Anthropic's Conway is an always-on agent running in its own UI instance, automating browsers via connectors and Claude Code, with webhook triggers and extensibility via upcoming CNW ZIP for custom tools, UI tabs, and context handlers. Claude Code's new /ultraplan (via command, prompt, or web refine) shifts detailed planning to browser-based cloud execution for better design alignment before local implementation, browser reviews for readability, and flexible remote/local execution—currently research preview. Anthropic also integrates Deepgram Nova-3 for voice, expanding Claude to multimodal speech understanding/generation, likely in next releases like Mythos or Sonnet 5.

Coding IDEs and Agent Workflows Evolve

Cursor 3 redesigns for agent-heavy coding, running multiple agents locally, via SSH, or cloud, with a separate window surfacing editor features contextually to complement full IDEs. Anthropic Pro/Max plans ($20-200/month) end third-party tool coverage (e.g., OpenClaw) from April 4, requiring extra billing; users get one-time credits equal to subscription value and pre-purchase discounts, ending arbitrage where $200 plans ran thousands in workloads.

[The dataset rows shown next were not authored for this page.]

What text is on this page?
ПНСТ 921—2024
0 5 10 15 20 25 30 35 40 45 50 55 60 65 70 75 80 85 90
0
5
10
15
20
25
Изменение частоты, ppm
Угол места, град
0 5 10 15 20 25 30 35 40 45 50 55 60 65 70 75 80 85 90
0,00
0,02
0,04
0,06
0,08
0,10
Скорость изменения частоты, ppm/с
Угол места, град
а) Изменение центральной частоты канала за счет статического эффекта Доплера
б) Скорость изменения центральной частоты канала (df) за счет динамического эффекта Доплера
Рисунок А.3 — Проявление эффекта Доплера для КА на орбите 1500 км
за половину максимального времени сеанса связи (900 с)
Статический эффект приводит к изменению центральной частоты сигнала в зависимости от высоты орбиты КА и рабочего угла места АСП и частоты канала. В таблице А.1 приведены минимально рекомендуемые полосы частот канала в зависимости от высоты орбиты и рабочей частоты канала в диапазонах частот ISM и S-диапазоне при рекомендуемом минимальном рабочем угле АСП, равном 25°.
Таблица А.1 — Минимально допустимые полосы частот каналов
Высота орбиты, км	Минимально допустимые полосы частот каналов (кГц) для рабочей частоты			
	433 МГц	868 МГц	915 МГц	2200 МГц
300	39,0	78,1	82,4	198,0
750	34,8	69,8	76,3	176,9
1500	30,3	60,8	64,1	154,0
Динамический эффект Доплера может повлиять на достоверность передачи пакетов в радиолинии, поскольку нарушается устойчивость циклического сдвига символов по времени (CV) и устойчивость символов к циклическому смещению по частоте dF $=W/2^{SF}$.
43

Open Models Excel in Context, Speed, and Benchmarks

Alibaba's Qwen 3.6-Plus delivers 1M token context, 78.8 on SWEBench (vs. Claude 3 Opus at 80.9), outperforming Opus on most benchmarks with stronger coding, cheaper pricing, image/screen understanding like a real user, and reliability in real-world tasks. Google's Gemma 4 family (Apache 2.0), built on Gemini 3 research, supports multimodal inputs (text, images, audio, video), long context, reasoning/coding; ranks #3 on Arena. The 2B variant runs on iPhone 17 Pro at ~40k tokens/sec via MLX optimization, enabling on-device multimodal AI. DeepSeek V4 launches in weeks, first frontier Chinese model native on Huawei Ascend chips—Alibaba, ByteDance, Tencent ordering thousands, with prices up 20%; signals China's reduced NVIDIA dependency using domestic compute stacks now viable at scale.

These updates highlight accelerating agent automation, on-device feasibility, and hardware diversification, with specific benchmarks and access points for immediate testing.